High heat flux tests in support of the 3D computational modelling of melting for the EU-DEMO first wall limiters
The EU-DEMO first wall protection strategy relies on limiter components to face both normal and off-normal plasma transient events. The heat loads during these events are likely to damage the breeding blanket first wall otherwise. Since tungsten is the preferred plasma-facing material for EU-DEMO, the plasma-facing component design of the limiters follows considerations based on heat transfer in solids undergoing phase change. The understanding of this problem has paved the way for a 1D thermal computational modelling in Matlab (TARTIFL&TTE [1]), which has then been improved and extended to 3D geometries within a
Multiphysics environment. Hence, the 3D-TARTIFL&TTE implementation in COMSOL Multiphysics [2].

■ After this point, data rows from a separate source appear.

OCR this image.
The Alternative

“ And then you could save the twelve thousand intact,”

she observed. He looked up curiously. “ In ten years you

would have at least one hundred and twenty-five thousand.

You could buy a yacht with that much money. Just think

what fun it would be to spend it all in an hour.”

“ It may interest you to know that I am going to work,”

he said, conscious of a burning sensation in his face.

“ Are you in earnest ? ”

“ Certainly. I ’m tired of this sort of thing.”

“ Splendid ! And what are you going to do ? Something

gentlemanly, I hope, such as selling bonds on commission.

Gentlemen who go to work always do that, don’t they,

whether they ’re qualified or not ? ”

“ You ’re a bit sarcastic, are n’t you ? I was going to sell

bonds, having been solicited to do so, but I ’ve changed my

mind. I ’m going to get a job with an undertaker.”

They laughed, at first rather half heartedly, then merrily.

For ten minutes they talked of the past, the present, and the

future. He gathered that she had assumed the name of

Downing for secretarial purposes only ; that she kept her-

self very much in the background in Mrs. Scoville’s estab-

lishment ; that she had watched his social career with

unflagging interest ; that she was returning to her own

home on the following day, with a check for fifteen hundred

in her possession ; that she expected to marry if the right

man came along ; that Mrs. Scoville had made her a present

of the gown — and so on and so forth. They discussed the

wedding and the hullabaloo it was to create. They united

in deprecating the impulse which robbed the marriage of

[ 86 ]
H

Although the validation has already started with a few data available in literature described in the companion paper [2], dedicated experiments have been performed in the Garching LArge DIvertor Sample Test Facility (GLADIS) for melting studies. Carried out as a joint activity between EUROfusion and UKAEA, its aim is generating a traceable and controlled experimental database in support of heat transfer studies in solid components undergoing phase change. They are here used in support of the 3D-TARTIFL&TTE validation benchmark.
To broaden the database, three different materials have been chosen, i.e. TZM, tungsten, and AISI-316 grade. The requirements defining the experiments comply with the hypotheses behind 3D-TARTIFL&TTE, for it to be able to reproduce the experimental shots. Therefore, uniform heat flux on the surface is provided by the H neutral beam on the footprint and loading time and heat flux magnitude have been chosen such that only melting is reached. This allows the liquid metal to stay in place once formed. No attempts to reach vaporization have been made, since the vertical position of the target promotes the molten layer sliding under
gravity effects. Measured and modelled results show good agreement during the melting phase. As a stepwise benchmark, validation will be sought also under vaporization events. Future work is focussed on addressing this last point.
[1] M.L.Richiusa et al., Rationale behind EU-DEMO limiter’s plasma-facing component design
under material phase change. IEEE Transaction on Plasma Science.
[2] M.L.Richiusa et al., Advances in material phase change modelling approach for EU-DEMO
limiter’s plasma-facing components. Under review in Fusion Engineering and Design.